Disperata reincarnazione della figura ottocentesca del “poeta maledetto”, Dino Campana (1885-1932) si distingue per l’inclinazione al “negativo” della sua poesia, che mira a sconvolgere gli equilibri della comunicazione borghese. Tra i testi del Quaderno, che raccoglie testi scritti tra il 1904 e il 1914, troviamo l’uso provocatorio della merda nella poesia “Nella pampa giallastra il treno ardente”:
“. . .Io cerco una parola
Una sola parola per:
Sputarvi in viso, sfondarvi, ……
Merda – per ora
Al chimico che scoprirà di meglio
Sia dato il premio Nobel:
Una parola – dinamite fetida
Che immelmi lo scarlatto del vostro sangue porcino
E vi stritoli la spina dorsale
E moriate nel viscidume vomitorio melmoso delle vostre midolla”
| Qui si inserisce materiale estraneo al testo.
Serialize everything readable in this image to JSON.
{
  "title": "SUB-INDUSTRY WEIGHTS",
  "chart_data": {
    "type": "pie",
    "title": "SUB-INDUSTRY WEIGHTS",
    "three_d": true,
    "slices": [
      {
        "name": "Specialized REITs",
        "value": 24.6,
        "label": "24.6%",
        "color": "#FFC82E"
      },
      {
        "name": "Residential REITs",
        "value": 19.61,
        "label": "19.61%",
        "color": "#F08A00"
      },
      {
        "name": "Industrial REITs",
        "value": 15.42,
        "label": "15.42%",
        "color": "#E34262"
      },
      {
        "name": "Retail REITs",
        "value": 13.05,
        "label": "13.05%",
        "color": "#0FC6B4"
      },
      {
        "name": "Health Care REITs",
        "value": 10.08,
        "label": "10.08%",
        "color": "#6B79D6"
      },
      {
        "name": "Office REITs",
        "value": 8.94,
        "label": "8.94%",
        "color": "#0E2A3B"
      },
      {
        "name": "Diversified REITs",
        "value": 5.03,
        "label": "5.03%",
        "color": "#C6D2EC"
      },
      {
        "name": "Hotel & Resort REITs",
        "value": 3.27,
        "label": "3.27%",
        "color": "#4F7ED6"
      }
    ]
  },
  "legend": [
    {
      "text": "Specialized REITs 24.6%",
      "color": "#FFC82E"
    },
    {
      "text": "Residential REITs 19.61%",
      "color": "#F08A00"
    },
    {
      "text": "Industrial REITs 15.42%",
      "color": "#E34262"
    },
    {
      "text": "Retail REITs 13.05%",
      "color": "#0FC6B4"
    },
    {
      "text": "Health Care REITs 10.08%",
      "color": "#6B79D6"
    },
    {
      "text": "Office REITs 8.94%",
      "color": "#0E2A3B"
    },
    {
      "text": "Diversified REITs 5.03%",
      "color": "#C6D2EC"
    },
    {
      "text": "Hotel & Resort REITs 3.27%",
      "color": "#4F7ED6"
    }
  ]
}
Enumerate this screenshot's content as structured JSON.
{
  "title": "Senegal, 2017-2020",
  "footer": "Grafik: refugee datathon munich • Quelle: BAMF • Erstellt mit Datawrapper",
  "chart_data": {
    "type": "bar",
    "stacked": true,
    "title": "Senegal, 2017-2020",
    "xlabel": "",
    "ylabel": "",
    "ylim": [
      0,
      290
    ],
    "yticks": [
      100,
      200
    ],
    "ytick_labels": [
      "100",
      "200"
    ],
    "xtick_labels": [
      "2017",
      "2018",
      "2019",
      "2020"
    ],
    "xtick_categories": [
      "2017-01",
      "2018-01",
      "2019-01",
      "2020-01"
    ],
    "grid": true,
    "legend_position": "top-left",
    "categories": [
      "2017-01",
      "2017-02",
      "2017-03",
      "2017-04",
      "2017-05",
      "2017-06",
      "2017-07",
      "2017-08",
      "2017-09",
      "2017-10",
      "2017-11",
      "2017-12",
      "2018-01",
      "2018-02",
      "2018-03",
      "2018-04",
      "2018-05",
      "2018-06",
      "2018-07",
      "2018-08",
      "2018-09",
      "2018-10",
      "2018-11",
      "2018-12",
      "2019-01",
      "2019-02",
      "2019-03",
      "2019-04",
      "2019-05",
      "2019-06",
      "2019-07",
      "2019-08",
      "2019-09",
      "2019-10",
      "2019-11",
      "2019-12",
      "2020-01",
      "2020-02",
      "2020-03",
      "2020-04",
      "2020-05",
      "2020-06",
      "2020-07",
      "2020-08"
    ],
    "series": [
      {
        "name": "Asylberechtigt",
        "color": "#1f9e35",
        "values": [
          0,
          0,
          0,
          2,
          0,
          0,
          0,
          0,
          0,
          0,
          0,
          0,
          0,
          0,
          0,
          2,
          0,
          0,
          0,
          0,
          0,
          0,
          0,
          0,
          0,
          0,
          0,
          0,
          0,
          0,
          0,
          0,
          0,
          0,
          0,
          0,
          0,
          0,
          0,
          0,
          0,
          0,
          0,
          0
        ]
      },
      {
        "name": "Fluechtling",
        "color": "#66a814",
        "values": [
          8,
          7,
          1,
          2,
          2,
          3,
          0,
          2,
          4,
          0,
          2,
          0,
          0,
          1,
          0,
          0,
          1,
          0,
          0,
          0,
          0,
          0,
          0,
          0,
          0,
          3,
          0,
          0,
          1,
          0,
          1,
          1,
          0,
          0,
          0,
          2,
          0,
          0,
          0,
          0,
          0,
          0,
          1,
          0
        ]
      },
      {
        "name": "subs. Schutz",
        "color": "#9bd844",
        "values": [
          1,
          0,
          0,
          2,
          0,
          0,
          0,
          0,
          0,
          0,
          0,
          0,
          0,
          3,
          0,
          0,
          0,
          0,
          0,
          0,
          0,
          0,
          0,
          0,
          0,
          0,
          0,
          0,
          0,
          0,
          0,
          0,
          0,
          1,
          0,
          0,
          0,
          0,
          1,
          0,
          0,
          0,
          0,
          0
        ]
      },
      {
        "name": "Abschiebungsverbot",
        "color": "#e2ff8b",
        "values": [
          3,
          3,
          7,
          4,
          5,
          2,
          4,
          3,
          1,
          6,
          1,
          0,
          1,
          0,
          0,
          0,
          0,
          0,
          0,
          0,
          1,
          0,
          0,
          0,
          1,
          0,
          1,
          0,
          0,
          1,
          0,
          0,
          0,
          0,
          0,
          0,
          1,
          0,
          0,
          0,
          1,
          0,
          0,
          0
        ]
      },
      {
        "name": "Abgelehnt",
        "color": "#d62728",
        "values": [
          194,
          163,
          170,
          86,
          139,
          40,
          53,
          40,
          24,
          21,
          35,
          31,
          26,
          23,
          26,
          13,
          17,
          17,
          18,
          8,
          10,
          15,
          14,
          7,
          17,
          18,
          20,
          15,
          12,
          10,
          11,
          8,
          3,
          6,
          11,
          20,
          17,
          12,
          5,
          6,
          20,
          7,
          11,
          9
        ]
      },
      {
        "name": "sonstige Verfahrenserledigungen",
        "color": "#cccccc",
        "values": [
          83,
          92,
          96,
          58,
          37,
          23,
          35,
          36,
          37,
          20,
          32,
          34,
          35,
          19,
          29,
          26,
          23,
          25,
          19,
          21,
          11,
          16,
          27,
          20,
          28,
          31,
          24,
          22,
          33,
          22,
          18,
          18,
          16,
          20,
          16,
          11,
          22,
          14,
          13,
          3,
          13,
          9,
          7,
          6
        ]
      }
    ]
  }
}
In tale “ardore catastrofico” questa poesia sembra, non cantare, ma gridare e risolversi in una sola parola contenente tutta la più aggressiva distruttività, raggiungendo un singolare furore espressionistico. Per molti poeti la vita è vissuta nella ricerca della parola; la parola eroica di “morte” come conclusione della propria missione per altri scrittori, è invece per Dino Campana la dissacrante parola da sputare in viso, “merda” come insanabile contrasto con un mondo nemico.
Questi autori, ognuno col proprio stile e intento, hanno reso la merda un concetto letterario sublime, che realizza la nobiltà dell’idea pura enfatizzando l’oscenità della materia. Si è parlato di merda con una purezza che solo l’astrazione può realizzare, a conferma che la letteratura, pur con tutte le sue ombre, rende dicibile l’indicibile.
Maurizio Marchese
Bibliografia:
Davide Ultimieri, Autori di merda – la merda nella letteratura italiana e latina, 2015.